It's the rare political rally, Republican or Democratic, that does not include a "thank you" and a prayer for American troops, especially those serving overseas. Yet once again in 2012, the ability of those same troops to exercise their right to vote was, incredibly, still not assured. At a time when so much is being asked of our service members, and in an era when long distances are supposedly no obstacle to the flow of information, this remains a national disgrace.
In 2008, only about 20 percent of overseas military were able to vote by absentee ballot, according to the Military Voter Protection Project. In 2010, it was even worse, at 5 percent. The other 95 percent of those serving overseas simply didn't vote.
The precise numbers won't be known for some time, but the percentage of military voters figures to be low again this year.
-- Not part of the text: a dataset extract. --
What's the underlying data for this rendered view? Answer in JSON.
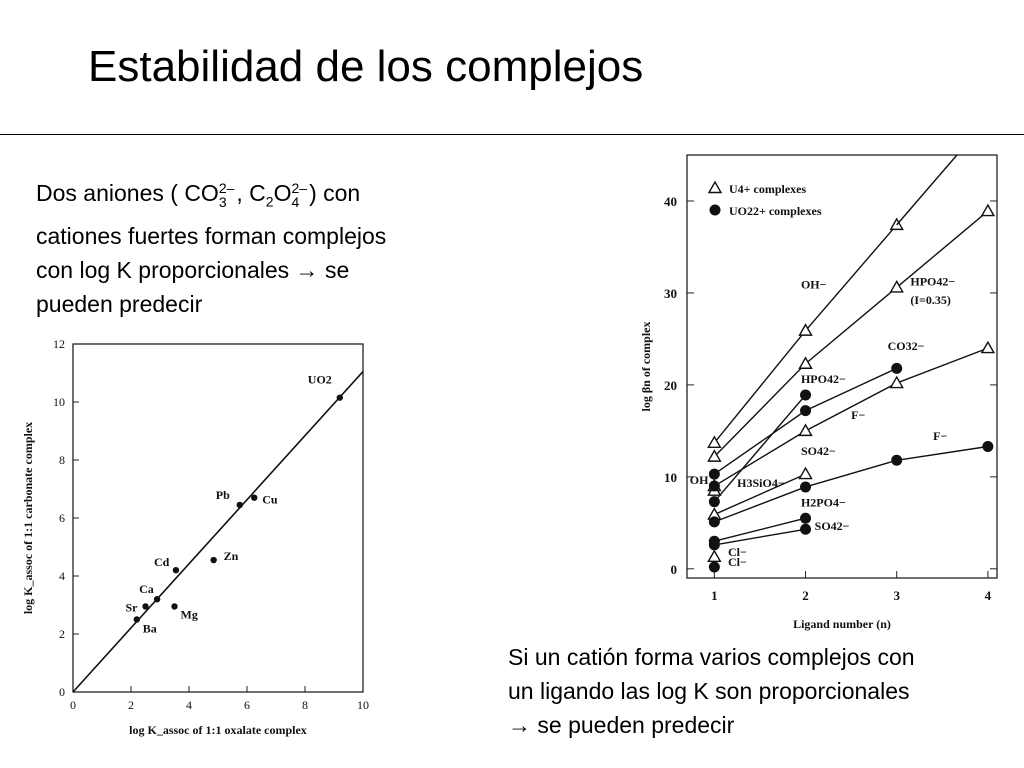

The military was supposed to create Installation Voting Assistance Offices to facilitate voting on all installations worldwide. A late August report by the Defense Department's inspector general found offices on only half of the installations.
Meanwhile, there have been reports of delays in mailing out absentee ballots to military voters in Vermont, Michigan, Mississippi and Wisconsin. A group of Republican senators warned this week in a letter to the Defense Department that thousands of troops could be disenfranchised. "These ballots are unlikely to reach these service members until after Election Day has passed," they warned.
Eric Eversole, executive director of the Military Voter Protection Project, has predicted that once all ballots are tallied, only 25 to 35 percent of overseas military voters will participate this year.
The basic problem is that the system is highly bureaucratic, requiring troops overseas to file requests through the Defense Department to their states and hope the ballots arrive in time for them to fill out and mail back before the election.
Confusion at the state level, reassignment of a service member to a new post, or simple delays in the mail can cause votes to slip through the cracks. The obstacles are great enough that many members of the armed forces just don't bother to file voting requests - people serving in Iraq and Afghanistan presumably have other things on their minds.
In 2009, Congress passed the Military and Overseas Voter Empowerment Act to fix this. The law requires states to mail ballots to service members at least 45 days before an election.
The Move Act does appear to have improved things. The number of late ballots has fallen in some reports. But enforcement by the Justice Department has been spotty. Mitt Romney's campaign was forced file suit in Wisconsin to seek a court order for all ballots to be counted. The Justice Department followed up by filing a similar suit in Vermont.
The extensions would be a good thing. But it is ridiculous that they are needed in the first place. A government with a military capable of dropping bombs with pinpoint accuracy halfway around the world ought to be able to create a system that gets its soldiers' votes to the ballot box on time.